This section is from the book "An Illustrated Flora Of The Northern United States, Canada And The British Possessions Vol3", by Nathaniel Lord Britton, Addison Brown. Also available from Amazon: An Illustrated Flora of the Northern United States, Canada and the British Possessions. 3 Volume Set..
Perennial herbs, or low shrubby creeping plants, with small mostly entire leaves, and small purple flowers clustered in terminal glomerules, or in the axils of the leaves. Calyx ovoid, villous in the throat, 10-13-nerved, 2-lipped, the upper lip erect-spreading, 3-toothed, the lower 2-toothed, its teeth long and slender. Corolla-limb 2-lipped, the upper lip erect, emarginate, the lower spreading, 3-cleft. Stamens 4, more or less didynamous, mostly ex-serted; anthers 2-celled, the sacs parallel or divergent. Ovary deeply 4-parted; style 2-cleft at the summit.
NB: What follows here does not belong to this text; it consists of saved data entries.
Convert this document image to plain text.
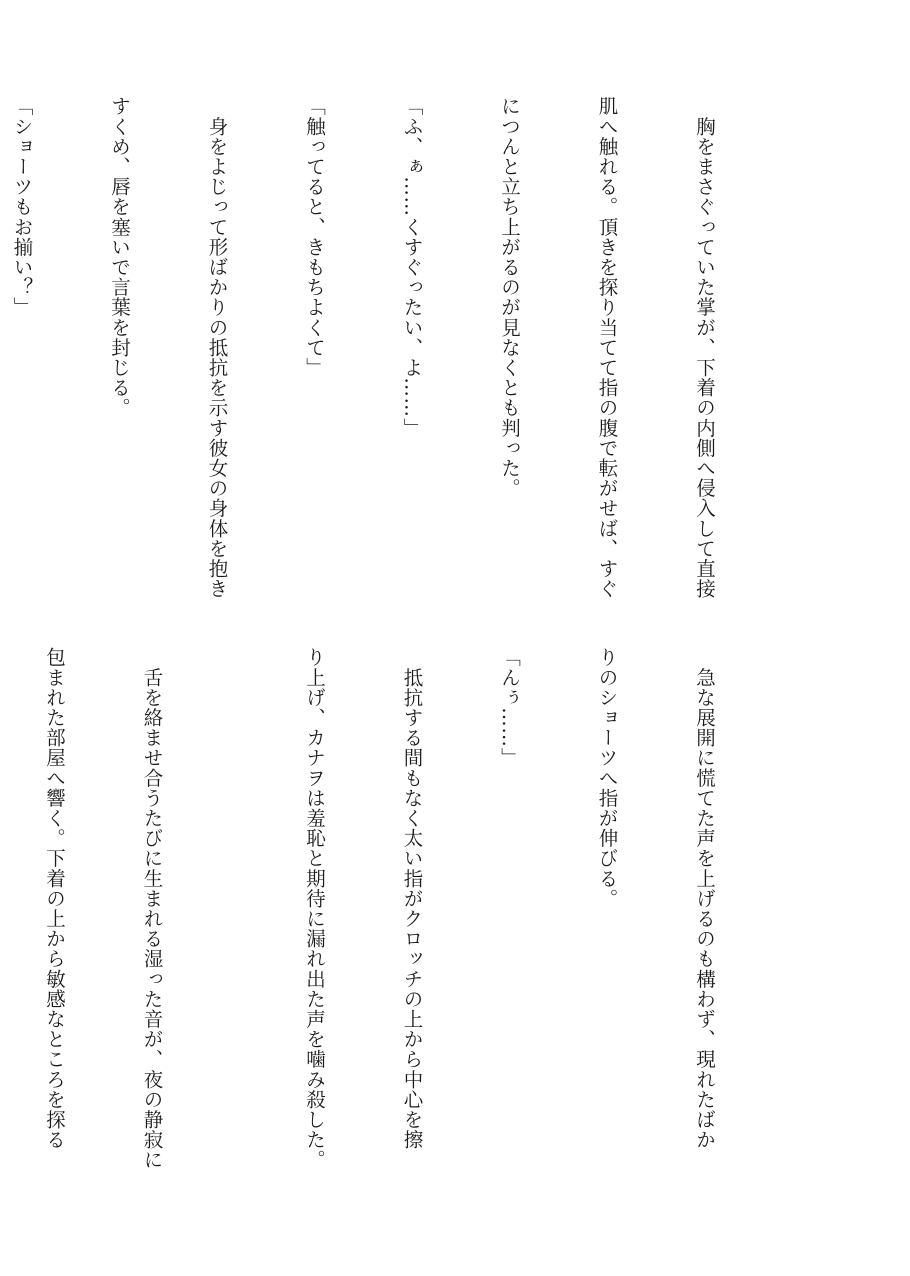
　胸をまさぐっていた掌が、下着の内側へ侵入して直接

肌へ触れる。頂きを探り当てて指の腹で転がせば、すぐ

につんと立ち上がるのが見なくとも判った。

「ふ、ぁ……くすぐったい、よ……」

「触ってると、きもちよくて」

　身をよじって形ばかりの抵抗を示す彼女の身体を抱き

すくめ、唇を塞いで言葉を封じる。

「ショーツもお揃い？」

　急な展開に慌てた声を上げるのも構わず、現れたばか

りのショーツへ指が伸びる。

「んぅ……」

　抵抗する間もなく太い指がクロッチの上から中心を擦

り上げ、カナヲは羞恥と期待に漏れ出た声を噛み殺した。

　舌を絡ませ合うたびに生まれる湿った音が、夜の静寂に

包まれた部屋へ響く。下着の上から敏感なところを探る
Nutlets ovoid or oblong, smooth. [Greek, incense.]
About 50 species, natives of the Old World, mostly European. Type species: Thymus vulgaris L.
Thymus Serpyllum L. Sp. Pl. 590. 1753.
Stems more or less pubescent in lines, very slender, procumbent, tough, much branched, 4'-12' long, commonly forming dense mats. Leaves oblong or ovate-oblong, petioled, obtuse at the apex, usually narrowed at the base, entire, glabrous, or sometimes ciliate, 2"-5" long; bracts similar to the leaves, but smaller; flowers numerous in verticillate clusters crowded in dense short terminal spikes, or also in the upper axils; calyx distinctly 2-lipped, the tube usually pubescent and the teeth ciliate; corolla longer than the calyx.
In thickets, woods, and along roadsides, Nova Scotia to southern New York and North Carolina. Naturalized from Europe. Native also of Asia. June-Sept. Old English names, brotherwort, hillwort, penny-mountain, shepherd's-thyme.